Because this problem can be laid SQUARELY at the feet of OBAMA, and government regulation. WHO KNEW....
From the National Center for Policy Analysis:
A drug manufacturer must get approval for how much of a drug it plans to produce, as well as the timeframe. If a shortage develops (because, say, the FDA shuts down a competitor’s plant), a drug manufacturer cannot increase its output of that drug without another round of approvals. Nor can it alter its timetable production (producing a shortage drug earlier than planned) without FDA approval.
Even the Drug Enforcement Agency (DEA) has a role — because minute quantities of controlled substances are often used to make other drugs. This is the apparent reason for a nationwide shortage of ADHD drugs, for example, including the generic version of Ritalin. And like the FDA, DEA regulations are rigid and inflexible. For example, if a shortage develops and the manufacturers have reached their preauthorized production cap, a manufacturer cannot respond by increasing output without going back to the DEA for approval.
The Centers for Medicare and Medicaid Services (CMS) also has a role – levying large fines for “overcharging,” forcing some companies to leave the generic market altogether.

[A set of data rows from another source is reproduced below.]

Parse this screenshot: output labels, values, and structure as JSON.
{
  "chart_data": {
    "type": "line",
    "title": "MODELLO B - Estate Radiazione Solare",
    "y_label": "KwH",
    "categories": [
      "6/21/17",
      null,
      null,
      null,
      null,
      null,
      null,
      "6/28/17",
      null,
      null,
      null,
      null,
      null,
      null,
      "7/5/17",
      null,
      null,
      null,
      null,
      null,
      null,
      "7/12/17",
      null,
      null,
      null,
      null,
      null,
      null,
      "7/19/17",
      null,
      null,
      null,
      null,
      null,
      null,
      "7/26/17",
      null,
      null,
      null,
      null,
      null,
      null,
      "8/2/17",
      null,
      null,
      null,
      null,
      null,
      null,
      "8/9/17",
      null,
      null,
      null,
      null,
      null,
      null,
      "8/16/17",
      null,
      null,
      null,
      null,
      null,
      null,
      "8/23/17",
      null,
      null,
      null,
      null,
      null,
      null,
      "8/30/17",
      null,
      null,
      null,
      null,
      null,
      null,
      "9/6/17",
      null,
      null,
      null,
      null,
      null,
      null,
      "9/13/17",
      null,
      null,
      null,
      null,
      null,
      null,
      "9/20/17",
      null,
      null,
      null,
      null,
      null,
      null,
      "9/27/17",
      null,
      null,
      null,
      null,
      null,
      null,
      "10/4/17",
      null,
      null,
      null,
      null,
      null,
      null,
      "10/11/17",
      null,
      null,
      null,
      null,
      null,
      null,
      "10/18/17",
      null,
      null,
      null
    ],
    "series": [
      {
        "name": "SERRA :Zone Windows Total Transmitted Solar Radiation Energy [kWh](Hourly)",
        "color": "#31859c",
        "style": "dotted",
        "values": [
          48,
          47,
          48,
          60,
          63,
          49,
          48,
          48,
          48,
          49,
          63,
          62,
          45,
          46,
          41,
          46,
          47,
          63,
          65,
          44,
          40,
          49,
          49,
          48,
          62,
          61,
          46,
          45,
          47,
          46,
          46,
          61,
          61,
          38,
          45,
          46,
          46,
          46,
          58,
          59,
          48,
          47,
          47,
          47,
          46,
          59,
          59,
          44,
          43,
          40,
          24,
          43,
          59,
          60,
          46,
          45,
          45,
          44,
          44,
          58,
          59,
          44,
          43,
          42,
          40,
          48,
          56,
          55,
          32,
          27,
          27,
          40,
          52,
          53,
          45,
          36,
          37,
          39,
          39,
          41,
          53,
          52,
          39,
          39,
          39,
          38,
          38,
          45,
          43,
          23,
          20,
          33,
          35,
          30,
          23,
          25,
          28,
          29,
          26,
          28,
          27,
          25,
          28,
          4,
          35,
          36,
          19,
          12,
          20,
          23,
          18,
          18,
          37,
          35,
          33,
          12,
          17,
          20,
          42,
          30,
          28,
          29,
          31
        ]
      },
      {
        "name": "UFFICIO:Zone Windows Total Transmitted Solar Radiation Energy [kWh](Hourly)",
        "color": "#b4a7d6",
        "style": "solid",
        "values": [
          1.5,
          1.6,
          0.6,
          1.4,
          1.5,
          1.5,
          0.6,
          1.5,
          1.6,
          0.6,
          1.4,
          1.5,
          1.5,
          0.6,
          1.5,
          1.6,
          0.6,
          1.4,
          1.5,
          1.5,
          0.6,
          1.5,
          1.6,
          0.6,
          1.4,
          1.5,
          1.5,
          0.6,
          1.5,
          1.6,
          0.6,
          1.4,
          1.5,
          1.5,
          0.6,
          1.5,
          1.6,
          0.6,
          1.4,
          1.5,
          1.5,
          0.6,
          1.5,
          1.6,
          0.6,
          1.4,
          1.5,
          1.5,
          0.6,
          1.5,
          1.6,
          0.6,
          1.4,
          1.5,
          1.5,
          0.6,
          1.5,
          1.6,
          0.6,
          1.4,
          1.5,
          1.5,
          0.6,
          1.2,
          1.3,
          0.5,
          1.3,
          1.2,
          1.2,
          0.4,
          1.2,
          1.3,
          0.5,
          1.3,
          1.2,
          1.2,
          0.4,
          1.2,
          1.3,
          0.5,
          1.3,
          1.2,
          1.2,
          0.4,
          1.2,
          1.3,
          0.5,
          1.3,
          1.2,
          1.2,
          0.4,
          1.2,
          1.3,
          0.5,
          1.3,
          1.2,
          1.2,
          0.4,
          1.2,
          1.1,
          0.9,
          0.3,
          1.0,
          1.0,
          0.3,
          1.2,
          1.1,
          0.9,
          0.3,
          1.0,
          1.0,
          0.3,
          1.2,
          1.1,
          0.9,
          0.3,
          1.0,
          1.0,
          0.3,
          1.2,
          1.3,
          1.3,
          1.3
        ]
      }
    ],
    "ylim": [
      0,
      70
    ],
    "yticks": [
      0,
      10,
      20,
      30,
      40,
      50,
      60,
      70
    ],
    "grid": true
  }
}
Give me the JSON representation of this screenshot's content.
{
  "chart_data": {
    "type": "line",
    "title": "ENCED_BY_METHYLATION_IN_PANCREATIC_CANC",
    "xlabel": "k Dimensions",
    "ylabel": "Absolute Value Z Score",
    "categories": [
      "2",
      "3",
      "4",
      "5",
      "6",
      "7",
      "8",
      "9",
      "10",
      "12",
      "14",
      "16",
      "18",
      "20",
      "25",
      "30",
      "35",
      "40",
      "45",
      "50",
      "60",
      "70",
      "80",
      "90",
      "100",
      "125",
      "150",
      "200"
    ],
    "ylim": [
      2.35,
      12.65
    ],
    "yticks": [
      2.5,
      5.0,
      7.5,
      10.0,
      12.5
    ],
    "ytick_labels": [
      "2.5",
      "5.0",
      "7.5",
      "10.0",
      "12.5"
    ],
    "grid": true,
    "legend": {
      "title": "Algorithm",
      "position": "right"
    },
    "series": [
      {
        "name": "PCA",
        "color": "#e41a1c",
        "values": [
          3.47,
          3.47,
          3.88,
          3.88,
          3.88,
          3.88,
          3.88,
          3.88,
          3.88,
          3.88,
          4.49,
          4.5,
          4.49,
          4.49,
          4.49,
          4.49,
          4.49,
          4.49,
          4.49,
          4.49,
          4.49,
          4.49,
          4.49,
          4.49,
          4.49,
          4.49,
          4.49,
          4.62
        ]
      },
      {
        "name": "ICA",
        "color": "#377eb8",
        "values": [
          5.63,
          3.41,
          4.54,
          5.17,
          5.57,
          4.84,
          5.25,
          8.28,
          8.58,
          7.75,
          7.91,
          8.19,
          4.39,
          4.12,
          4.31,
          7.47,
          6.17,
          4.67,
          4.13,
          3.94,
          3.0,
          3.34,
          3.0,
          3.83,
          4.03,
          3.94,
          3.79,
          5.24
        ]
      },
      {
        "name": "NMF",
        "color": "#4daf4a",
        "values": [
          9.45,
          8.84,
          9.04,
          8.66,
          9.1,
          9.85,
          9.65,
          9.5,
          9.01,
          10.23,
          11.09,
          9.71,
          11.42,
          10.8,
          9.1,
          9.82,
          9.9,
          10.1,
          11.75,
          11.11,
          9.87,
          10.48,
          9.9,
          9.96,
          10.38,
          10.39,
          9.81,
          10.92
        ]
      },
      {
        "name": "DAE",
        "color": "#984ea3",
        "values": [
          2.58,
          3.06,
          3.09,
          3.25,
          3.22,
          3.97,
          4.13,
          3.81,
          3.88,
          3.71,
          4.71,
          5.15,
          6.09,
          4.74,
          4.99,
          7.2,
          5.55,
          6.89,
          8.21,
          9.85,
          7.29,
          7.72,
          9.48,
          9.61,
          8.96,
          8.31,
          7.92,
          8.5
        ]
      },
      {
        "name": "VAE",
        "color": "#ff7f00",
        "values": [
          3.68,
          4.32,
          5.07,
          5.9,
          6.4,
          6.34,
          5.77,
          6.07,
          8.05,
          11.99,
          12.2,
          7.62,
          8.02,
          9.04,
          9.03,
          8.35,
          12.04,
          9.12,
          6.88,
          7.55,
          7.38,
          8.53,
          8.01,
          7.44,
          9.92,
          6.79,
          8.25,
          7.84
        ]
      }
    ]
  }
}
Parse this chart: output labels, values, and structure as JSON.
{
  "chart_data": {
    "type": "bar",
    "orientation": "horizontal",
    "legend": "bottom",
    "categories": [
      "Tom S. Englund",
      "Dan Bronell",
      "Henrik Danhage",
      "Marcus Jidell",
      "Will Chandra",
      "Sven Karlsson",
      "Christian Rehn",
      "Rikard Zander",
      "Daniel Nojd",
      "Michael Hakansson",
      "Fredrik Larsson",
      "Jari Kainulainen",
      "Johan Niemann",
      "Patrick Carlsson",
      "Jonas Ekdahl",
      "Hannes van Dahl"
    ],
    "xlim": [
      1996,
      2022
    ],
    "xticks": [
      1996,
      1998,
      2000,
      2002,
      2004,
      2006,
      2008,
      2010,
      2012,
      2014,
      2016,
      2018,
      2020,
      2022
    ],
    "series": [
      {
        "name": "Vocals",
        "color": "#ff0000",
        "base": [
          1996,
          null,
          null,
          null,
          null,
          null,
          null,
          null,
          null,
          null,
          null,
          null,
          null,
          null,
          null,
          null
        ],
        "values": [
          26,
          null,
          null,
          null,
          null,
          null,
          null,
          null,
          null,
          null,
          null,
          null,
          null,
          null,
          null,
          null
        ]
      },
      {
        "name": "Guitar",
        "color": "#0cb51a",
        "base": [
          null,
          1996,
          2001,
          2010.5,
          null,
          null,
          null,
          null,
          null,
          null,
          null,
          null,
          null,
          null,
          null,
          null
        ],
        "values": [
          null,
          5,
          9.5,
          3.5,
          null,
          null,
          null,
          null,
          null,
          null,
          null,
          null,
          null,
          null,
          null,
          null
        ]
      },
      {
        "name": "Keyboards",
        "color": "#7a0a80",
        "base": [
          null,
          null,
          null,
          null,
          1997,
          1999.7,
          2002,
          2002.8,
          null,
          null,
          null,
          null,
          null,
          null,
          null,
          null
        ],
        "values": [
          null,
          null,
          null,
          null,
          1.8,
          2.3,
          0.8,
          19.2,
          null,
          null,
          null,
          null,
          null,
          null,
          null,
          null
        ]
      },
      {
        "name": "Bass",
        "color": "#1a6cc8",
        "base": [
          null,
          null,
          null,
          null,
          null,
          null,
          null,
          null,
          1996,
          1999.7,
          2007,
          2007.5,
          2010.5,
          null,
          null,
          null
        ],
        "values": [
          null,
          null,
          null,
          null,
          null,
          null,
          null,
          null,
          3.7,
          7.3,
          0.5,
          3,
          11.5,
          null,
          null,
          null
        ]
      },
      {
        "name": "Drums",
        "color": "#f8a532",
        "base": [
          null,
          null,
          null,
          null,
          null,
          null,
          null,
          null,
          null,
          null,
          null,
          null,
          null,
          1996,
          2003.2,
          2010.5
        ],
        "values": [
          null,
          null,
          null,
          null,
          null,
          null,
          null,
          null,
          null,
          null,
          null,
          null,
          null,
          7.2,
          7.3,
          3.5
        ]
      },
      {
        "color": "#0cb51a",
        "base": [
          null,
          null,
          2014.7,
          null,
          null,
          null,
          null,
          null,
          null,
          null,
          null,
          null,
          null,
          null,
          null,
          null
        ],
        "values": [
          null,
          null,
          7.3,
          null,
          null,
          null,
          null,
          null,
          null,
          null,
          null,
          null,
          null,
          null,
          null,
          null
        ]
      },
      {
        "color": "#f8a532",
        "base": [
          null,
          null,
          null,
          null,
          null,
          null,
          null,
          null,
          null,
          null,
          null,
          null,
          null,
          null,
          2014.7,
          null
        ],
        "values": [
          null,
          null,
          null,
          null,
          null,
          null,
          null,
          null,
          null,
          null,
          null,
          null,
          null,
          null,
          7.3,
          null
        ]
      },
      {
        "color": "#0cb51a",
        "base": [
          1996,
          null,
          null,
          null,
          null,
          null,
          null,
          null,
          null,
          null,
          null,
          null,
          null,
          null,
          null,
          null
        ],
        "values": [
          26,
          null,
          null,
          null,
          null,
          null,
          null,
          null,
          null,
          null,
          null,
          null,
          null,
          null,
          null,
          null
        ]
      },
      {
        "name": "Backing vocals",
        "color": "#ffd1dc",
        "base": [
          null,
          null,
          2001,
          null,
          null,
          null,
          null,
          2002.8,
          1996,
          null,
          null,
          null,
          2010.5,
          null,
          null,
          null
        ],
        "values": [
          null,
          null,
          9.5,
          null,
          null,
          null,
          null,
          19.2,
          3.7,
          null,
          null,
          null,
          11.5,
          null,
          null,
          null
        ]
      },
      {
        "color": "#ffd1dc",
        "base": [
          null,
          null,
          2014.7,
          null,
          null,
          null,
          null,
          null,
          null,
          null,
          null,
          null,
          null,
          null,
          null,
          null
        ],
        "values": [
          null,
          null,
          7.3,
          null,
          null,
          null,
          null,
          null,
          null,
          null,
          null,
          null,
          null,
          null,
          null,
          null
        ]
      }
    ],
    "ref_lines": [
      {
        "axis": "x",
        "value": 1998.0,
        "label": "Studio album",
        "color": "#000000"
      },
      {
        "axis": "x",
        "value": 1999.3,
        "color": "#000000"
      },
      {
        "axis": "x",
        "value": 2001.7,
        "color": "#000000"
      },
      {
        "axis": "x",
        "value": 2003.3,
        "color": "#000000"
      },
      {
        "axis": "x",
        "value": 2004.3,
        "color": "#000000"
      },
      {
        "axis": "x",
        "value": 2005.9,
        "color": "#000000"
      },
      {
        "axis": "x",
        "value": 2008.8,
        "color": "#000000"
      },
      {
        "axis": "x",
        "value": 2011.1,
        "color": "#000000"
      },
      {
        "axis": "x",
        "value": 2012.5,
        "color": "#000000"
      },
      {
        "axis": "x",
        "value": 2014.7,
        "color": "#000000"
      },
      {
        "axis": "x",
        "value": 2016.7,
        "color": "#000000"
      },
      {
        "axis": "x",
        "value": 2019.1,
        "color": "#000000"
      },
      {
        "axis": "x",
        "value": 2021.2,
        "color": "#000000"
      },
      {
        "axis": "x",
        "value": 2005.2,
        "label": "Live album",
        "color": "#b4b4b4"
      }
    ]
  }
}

Price Controls. Also contributing to the problems of many facilities is a little known program that forces drug manufacturers to give discounts to certain end users. The federal 340B drug rebate program was created in 1992 to provide discounted drugs to hospitals and clinics that treat a high number of indigent patients, clinics treating patients on Medicaid, hospitals and clinics in the Public Health Service and certain Federally Qualified Health Centers (more listed here). Currently, the law requires drug companies to provide rebates of 23.1 percent for brand drugs; and 13 percent for generic drugs off of their average manufacturer’s price on qualifying outpatient drug use. States have the right to negotiate further discounts and actual rebates negotiated are typically much steeper than the federal requirement.
This state of affairs did not start with the Affordable Care Act (ObamaCare). By expanding the number of hospitals and clinics that are allowed to participate in the program, however, the Affordable Care Act will make things worse. In 2002, about 8,000 hospitals and clinics were in the program. By 2010 more than 14,457 were participating. The total number of eligible hospitals and clinics is now estimated at nearly 20,000.
Economics teaches that when prices are kept artificially low, shortages develop. People cannot get all of the care they try to obtain at the existing rate. Also, regardless of the apparently multiple causes of the shortages, certain patterns tend to emerge. People respond to persistent shortages by doing things that invariably make the problem worse.
My googling failed to turn up the reason for the shortage, other than some unspecified problem that caused the old manufacturer of the active ingredient (melarsomine dihydrochloride) to stop making it, and the drug company scrambling to find a another domestic manufacturer to make it (the FDA is disallowing foreign suppliers, for whatever reason).
Since melarsomine dihydrochloride contains arsenic, I suspect the EPA had something to do with the old manufacturer getting out of the business. Reporters in the current climate seem reluctant to trace problems back to the Obama administration's own policies.
I do not understand why we don’t know why we have shortages of certain drugs. This makes no sense, and you’re right, why is the media not on this story like white on rice?